We conduct research and engineering activities to investigate methods, practices, and engineering guidance for building trustworthy AI. We seek to provide our government sponsors and the broad AI engineering community usable, practical tools for developing AI systems that are human-centered, robust, secure, and scalable. Here are a few highlights of how researchers in the SEI’s AI Division are advancing the measurement of AI trustworthiness:

  • On fairness: Identifying and mitigating bias in machine learning (ML) models will enable the creation of fairer AI systems. Fairness contributes to system trustworthiness. Anusha Sinha is leading work to leverage our experience in adversarial machine learning, and to develop new methods for identifying and mitigating bias. We are working to establish and explore symmetries in adversarial threat models and fairness criteria. We will then transition our methods to stakeholders interested in applying ML tools in their hiring pipelines, where equitable treatment of applicants is often a legal requirement.
  • On robustness: AI systems will fail, and Eric Heim is leading work to examine the likelihood of failure and quantify the likelihood of those failures. End users can use this information—along with an understanding of how AI systems might fail—as evidence of an AI system’s capability within the current context, making the system more trustworthy. The clear communication of that information supports stakeholders of all types in maintaining appropriate trust in the system.
  • On explainability: Explainability is a significant attribute of a trustworthy system for all stakeholders: engineers and developers, end users, and the decision-makers who are involved in the acquisition of these systems. Violet Turri is leading work to support these decision-makers in meeting purchasing needs by developing a process around requirements for explainability.

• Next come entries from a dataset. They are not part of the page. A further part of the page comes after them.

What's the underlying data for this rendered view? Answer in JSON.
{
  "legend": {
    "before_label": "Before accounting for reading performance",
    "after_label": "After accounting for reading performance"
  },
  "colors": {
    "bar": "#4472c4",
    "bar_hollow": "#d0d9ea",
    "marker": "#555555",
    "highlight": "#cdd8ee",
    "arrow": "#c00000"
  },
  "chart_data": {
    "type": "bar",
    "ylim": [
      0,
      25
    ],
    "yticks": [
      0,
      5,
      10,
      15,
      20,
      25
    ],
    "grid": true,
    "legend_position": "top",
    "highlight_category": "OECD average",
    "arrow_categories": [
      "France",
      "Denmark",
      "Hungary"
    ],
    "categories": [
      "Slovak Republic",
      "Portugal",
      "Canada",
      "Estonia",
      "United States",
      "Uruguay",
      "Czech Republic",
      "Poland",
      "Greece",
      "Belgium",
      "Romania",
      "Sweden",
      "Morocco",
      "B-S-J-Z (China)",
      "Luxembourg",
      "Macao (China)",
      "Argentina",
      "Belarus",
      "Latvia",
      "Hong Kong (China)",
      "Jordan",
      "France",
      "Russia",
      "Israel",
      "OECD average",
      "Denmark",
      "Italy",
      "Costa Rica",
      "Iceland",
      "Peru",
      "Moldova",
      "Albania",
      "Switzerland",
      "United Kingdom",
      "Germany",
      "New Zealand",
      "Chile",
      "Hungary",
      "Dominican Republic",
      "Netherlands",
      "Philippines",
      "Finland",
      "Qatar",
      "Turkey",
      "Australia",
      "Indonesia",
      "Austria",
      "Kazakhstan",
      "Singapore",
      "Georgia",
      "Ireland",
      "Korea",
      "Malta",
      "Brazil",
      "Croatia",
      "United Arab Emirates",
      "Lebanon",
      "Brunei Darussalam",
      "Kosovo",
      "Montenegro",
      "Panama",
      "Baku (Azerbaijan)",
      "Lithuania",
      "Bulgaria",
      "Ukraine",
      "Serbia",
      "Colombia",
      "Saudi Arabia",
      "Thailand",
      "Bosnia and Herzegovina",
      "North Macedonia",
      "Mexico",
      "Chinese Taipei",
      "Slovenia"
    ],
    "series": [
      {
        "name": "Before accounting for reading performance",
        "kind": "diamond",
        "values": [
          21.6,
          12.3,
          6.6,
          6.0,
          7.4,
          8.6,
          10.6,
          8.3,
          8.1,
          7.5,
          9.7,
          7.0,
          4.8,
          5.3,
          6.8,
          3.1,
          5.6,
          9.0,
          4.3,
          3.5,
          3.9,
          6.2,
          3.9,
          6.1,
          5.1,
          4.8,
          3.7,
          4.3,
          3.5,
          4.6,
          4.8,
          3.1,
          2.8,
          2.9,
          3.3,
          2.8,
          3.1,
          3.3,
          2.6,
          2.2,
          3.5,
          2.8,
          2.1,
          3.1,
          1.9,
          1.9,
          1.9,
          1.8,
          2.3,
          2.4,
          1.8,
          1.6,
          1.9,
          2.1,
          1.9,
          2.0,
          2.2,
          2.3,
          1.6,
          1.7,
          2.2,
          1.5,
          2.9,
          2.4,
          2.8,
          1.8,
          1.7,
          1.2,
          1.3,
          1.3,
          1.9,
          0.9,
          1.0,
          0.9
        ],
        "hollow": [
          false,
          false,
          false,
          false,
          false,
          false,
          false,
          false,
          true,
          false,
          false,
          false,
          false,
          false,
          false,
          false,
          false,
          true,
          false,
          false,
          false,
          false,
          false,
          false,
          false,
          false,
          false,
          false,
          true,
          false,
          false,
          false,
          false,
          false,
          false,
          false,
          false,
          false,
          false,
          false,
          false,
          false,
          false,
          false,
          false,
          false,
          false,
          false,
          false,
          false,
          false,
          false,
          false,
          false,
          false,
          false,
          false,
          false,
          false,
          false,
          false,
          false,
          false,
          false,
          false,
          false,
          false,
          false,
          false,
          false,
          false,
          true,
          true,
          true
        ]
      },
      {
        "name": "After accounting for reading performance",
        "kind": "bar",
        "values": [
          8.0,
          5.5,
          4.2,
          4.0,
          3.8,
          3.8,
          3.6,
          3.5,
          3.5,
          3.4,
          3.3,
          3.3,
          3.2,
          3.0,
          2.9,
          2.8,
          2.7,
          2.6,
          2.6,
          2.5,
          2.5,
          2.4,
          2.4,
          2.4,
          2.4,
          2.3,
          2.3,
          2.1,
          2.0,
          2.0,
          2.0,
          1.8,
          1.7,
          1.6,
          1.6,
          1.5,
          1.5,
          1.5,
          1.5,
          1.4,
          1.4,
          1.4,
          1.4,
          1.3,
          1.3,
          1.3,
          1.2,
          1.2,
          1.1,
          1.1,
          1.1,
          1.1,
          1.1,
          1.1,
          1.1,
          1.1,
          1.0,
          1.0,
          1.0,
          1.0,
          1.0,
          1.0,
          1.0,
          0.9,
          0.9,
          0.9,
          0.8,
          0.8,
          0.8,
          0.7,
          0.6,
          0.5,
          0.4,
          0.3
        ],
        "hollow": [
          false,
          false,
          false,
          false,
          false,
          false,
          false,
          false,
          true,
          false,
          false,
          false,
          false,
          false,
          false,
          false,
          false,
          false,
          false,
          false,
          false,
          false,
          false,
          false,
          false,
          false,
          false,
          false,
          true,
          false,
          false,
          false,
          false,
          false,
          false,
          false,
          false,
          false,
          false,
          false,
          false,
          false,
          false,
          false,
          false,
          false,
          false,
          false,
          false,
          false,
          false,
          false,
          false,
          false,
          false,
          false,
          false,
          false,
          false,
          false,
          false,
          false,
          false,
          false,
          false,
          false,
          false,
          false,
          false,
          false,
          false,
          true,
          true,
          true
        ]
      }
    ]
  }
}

Ensuring the Adoption of Trustworthy AI Systems

Building trustworthy AI systems will increase the impact of these systems to augment work and support missions. Making successful AI-enabled systems is a big investment; trustworthy design considerations should be embedded from the initial planning stage through release and maintenance. With intentional work to create trustworthiness by design, organizations can capture the full potential of AI’s intended promise.